Prof O'Halpin is on a lecture tour of India at the invitation of the Netaji Research Bureau, run by Bose's descendants. An expert on British intelligence, he said Britain's Special Operations (SO) group's documents show Bose's killing was ordered on March 7th, 1941, when British authorities thought he was on his way to meet Adolf Hitler through the Middle East.
"Special Operations agents in Istanbul and Cairo were asked to trace Bose and kill him," Prof O'Halpin said, adding they couldn't. Bose eventually reached Germany through Russia on April 2nd, 1941. He then met Hitler in Berlin.
He took help from Axis powers, particularly Japan, to get Indian prisoners of war to turn against their former masters in the British Indian army and join his Indian National Army (INA).
In doing so, he earned the adoration of millions of his nationalist followers and the tag of traitor from the British.
The circumstances of Bose's reported death are highly contested and a sensitive political issue in West Bengal, where a federal government inquiry is trying to pin down how he disappeared from public view in 1945 and when he died.
Earlier official reports said Bose died in a Japanese air crash in Taiwan in August 1945 at the age of 48 and his cremated remains were sent to Japan.

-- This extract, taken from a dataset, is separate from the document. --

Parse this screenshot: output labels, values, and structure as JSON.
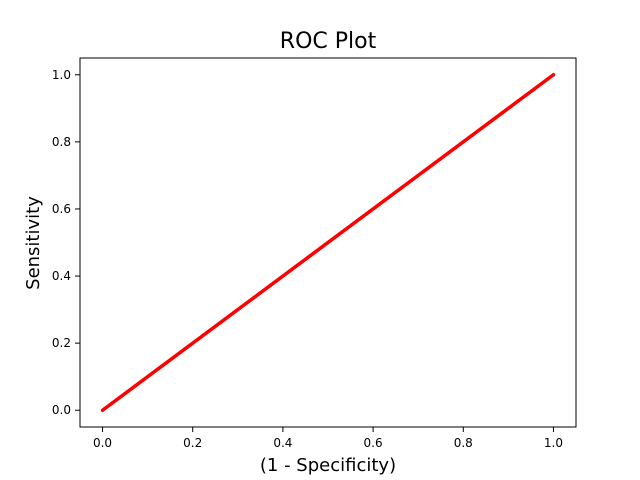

But Taiwan authorities denied this, saying there was no record of an air crash at the time and boosting the claim that Bose faked the crash to escape secretly to the former Soviet Union.
This particular school of thought said he returned to India from the Soviet Union after the second World War and then lived in his homeland under the guise of a Hindu monk, dying eventually in 1985.
It is a claim being investigated by the government panel in West Bengal.
Paul Walsh, British High Commission spokesman in Kolkata, said the revelation about Britain's assassination plot against Bose would not damage ties between the two countries.
"This document is an interesting piece of history. But we don't think this will make any impact on the modern dynamic relations between Britain and India," Mr Walsh said.
In 1944, Netaji's INA tried to overrun India's remote northeast and head towards neighbouring Bengal, his home state, where he was convinced people would rise up to fight with him.
But, in the end, his troops were driven back by the British Indian army into Burma, now Myanmar, many dying of dysentery, malnutrition or malaria.
The British left India three years later, a departure traditionally attributed mainly due to the non-violent campaign led by Mahatma Gandhi.